Gene drive technology, which uses genetic engineering to spread selected genes through a population, is a potential strategy for blocking the spread of malaria, either by suppressing mosquito populations or rendering them incapable of transmitting the disease. However, genetically driven mosquitoes have mainly been tested in the laboratory with mosquitoes that are ten years old. Plasmodium parasite strains, and it is not known whether they can block the transmission of genetically diverse diseases. Plasmodium now in circulation. In an important step toward application, Habtewold et al. now report Nature the adaptation of a previously developed gene drive strategy to an African context.
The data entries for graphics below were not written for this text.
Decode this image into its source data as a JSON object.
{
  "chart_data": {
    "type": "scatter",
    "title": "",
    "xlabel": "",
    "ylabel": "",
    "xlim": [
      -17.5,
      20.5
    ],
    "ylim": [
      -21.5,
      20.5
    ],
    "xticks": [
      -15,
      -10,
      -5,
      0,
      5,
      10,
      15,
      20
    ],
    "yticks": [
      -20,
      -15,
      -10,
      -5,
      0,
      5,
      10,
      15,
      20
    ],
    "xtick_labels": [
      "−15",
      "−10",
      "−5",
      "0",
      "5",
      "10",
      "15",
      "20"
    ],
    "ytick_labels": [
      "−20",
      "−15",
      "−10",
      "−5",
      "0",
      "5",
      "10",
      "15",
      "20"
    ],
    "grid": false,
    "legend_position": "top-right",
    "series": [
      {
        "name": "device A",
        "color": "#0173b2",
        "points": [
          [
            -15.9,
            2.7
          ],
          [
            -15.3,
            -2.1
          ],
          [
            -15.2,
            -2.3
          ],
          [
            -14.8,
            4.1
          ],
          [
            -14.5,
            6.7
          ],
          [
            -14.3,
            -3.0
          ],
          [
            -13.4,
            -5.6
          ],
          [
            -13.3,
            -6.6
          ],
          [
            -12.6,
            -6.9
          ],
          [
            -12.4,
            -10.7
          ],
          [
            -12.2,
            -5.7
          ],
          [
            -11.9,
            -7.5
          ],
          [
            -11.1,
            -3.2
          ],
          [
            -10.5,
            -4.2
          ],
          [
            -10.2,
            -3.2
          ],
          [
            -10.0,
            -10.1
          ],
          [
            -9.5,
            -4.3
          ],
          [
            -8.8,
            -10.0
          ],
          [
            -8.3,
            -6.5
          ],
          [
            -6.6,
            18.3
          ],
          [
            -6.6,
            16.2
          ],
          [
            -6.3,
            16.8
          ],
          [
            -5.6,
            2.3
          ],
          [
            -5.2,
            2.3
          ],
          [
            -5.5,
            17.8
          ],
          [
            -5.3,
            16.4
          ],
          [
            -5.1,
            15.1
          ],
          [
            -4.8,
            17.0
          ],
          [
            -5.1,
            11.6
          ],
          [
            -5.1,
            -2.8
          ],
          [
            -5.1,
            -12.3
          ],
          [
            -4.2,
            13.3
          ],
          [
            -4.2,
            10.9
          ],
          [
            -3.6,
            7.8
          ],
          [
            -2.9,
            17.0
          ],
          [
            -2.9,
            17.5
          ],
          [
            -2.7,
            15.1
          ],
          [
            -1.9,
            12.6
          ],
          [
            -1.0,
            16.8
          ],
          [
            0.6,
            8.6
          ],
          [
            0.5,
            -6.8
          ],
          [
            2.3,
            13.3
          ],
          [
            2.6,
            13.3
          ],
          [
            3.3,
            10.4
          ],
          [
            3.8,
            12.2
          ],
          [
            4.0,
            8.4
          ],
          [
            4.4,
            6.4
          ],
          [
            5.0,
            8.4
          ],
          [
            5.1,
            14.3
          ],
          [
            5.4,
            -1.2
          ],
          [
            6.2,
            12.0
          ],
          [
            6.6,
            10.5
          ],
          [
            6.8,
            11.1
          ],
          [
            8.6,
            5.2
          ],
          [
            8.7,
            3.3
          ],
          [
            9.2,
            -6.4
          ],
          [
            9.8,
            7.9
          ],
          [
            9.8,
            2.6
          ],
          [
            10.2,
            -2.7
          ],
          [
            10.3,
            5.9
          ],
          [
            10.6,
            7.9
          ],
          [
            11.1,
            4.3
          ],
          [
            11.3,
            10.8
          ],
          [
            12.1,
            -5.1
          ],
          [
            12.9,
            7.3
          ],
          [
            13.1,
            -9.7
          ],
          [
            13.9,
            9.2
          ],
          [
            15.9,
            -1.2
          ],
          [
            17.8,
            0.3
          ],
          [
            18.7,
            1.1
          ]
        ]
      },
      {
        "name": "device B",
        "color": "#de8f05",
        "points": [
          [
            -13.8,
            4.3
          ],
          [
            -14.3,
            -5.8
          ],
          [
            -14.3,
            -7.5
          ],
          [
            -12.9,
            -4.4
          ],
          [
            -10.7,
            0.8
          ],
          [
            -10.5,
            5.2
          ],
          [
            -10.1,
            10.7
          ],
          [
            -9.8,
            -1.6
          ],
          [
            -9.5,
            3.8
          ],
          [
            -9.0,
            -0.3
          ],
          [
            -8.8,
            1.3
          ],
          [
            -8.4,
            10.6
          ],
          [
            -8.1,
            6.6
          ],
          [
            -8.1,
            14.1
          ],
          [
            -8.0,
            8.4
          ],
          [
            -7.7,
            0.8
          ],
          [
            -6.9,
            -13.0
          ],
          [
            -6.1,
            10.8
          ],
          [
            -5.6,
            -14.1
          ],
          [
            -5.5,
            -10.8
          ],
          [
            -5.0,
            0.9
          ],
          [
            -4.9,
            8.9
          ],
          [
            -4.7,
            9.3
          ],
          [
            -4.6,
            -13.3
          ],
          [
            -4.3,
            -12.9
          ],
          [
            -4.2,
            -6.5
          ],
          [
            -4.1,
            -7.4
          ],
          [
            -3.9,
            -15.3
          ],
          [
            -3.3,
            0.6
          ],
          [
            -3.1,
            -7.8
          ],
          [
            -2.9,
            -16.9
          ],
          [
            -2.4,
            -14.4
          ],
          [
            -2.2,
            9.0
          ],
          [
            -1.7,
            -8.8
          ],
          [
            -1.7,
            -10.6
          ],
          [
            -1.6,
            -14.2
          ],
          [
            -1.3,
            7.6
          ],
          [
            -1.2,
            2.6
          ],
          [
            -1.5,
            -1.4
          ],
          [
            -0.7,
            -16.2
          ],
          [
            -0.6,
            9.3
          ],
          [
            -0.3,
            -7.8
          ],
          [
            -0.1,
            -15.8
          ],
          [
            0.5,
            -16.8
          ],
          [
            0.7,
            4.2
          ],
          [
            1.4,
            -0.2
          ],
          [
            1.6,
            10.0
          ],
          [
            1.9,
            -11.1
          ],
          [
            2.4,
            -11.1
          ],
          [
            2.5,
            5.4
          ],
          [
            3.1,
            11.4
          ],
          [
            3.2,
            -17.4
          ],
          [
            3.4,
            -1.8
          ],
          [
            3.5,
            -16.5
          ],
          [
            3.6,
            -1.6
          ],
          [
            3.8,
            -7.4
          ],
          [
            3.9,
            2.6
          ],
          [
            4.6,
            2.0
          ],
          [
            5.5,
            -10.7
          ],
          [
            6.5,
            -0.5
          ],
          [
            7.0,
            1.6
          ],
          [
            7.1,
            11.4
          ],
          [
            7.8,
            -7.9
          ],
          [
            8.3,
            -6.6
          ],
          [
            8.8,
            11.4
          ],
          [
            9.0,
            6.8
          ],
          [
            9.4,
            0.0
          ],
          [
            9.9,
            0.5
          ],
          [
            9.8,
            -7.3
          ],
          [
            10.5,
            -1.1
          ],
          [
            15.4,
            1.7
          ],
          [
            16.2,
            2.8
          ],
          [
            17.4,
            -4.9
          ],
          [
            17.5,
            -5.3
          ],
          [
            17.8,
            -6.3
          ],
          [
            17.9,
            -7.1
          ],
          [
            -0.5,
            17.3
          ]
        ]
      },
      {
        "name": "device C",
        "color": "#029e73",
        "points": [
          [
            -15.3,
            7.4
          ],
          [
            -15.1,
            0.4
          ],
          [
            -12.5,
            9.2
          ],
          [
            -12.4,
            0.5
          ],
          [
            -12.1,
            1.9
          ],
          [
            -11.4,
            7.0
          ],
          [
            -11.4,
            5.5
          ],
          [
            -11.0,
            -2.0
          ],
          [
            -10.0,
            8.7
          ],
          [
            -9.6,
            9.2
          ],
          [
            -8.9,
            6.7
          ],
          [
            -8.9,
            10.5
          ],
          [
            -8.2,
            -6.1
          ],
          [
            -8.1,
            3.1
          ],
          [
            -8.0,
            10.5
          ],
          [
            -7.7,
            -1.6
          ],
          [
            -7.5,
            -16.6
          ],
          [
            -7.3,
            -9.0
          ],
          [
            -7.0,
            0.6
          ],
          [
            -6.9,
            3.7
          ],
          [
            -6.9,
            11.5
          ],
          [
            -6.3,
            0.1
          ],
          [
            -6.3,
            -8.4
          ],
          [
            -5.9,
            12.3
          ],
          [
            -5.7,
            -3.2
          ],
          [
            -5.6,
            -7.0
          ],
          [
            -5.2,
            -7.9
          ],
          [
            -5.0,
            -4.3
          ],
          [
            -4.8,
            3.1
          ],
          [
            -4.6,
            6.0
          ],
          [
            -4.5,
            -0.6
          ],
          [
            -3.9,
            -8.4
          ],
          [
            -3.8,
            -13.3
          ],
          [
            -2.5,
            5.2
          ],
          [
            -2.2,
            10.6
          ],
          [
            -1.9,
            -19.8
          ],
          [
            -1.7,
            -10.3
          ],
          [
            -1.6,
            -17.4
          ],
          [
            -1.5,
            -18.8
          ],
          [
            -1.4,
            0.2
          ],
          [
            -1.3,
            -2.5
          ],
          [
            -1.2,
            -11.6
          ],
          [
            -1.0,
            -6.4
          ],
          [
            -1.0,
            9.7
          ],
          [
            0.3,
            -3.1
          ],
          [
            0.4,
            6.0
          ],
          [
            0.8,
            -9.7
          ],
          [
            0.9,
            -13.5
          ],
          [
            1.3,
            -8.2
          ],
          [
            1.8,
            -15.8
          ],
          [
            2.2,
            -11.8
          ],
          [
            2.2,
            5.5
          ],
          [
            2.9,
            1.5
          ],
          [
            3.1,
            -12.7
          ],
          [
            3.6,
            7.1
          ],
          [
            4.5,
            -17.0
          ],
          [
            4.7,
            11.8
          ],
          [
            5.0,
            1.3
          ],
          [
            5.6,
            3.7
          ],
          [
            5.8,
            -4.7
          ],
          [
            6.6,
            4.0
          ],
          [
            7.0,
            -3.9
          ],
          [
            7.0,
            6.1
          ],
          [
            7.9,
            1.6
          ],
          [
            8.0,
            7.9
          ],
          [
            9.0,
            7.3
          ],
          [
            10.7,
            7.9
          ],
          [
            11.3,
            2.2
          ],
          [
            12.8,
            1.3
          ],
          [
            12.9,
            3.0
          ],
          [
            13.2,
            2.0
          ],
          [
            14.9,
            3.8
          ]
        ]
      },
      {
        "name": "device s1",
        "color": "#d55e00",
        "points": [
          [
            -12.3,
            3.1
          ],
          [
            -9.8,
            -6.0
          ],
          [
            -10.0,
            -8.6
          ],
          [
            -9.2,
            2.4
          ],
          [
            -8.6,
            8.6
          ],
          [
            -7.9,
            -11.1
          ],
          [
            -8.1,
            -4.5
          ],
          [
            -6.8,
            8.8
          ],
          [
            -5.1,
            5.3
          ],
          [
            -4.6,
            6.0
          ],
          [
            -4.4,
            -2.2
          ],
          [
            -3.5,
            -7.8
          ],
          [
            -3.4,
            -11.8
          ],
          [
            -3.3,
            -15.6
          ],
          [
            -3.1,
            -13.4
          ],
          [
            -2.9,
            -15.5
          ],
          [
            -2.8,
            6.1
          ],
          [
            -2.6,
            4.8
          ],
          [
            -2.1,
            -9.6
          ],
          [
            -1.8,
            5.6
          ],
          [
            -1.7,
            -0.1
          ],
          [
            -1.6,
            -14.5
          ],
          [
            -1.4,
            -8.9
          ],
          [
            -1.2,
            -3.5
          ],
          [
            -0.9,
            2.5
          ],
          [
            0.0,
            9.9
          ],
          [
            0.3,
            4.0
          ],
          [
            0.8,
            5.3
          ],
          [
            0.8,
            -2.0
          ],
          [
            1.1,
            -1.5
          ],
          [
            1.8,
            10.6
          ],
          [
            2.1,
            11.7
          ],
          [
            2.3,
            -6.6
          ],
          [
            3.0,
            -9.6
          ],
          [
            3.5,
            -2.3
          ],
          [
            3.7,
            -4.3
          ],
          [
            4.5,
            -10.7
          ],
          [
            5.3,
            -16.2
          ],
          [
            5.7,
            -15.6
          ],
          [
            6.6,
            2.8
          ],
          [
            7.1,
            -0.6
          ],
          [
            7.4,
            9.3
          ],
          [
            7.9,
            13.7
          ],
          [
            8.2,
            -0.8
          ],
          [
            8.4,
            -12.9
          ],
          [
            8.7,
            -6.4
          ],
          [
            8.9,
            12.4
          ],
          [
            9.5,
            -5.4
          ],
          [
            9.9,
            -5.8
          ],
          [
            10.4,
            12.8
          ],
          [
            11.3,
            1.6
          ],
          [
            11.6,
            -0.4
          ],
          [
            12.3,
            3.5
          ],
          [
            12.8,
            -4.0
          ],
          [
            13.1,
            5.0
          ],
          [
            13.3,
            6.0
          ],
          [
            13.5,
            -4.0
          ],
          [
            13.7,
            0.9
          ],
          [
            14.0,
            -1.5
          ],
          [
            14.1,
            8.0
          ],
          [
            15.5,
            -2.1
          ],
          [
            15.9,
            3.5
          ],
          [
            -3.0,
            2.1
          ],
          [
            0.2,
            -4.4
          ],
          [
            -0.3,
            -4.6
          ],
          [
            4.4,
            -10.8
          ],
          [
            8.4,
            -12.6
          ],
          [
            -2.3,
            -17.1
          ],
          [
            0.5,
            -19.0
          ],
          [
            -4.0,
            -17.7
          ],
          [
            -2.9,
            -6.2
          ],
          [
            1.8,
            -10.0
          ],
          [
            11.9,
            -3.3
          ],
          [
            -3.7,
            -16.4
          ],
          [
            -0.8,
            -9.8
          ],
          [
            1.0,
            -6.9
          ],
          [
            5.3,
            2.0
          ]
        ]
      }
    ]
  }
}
The gene drive strategy involves the introduction of antiparasitic effectors into the mosquito genome, which are propagated within populations using a synthetic gene drive based on the Cas9 endonuclease. In this design, the antiparasitic and gene drive effector functions are separated into two strains. The transmission-blocking antiparasitic modification, called MM-CP, involves two antimicrobial peptides, magainin 2 from the African frog and melittin from the European bee, expressed from the endogenous zinc carboxypeptidase A1 gene (CP). To take this work out of the laboratory, the authors built a secure facility in Tanzania, in which they then established a colony carrying the antimalarial transgene MM-CP and a helper strain (carrying Cas9), both inside the local Ifakara mosquito strain. MM-CP mosquitoes were then fed genetically diverse substances P. falciparum isolates collected from infected children. They showed reduced oocyst growth and sporozoite production with delayed migration to the salivary glands, which validated previous laboratory work.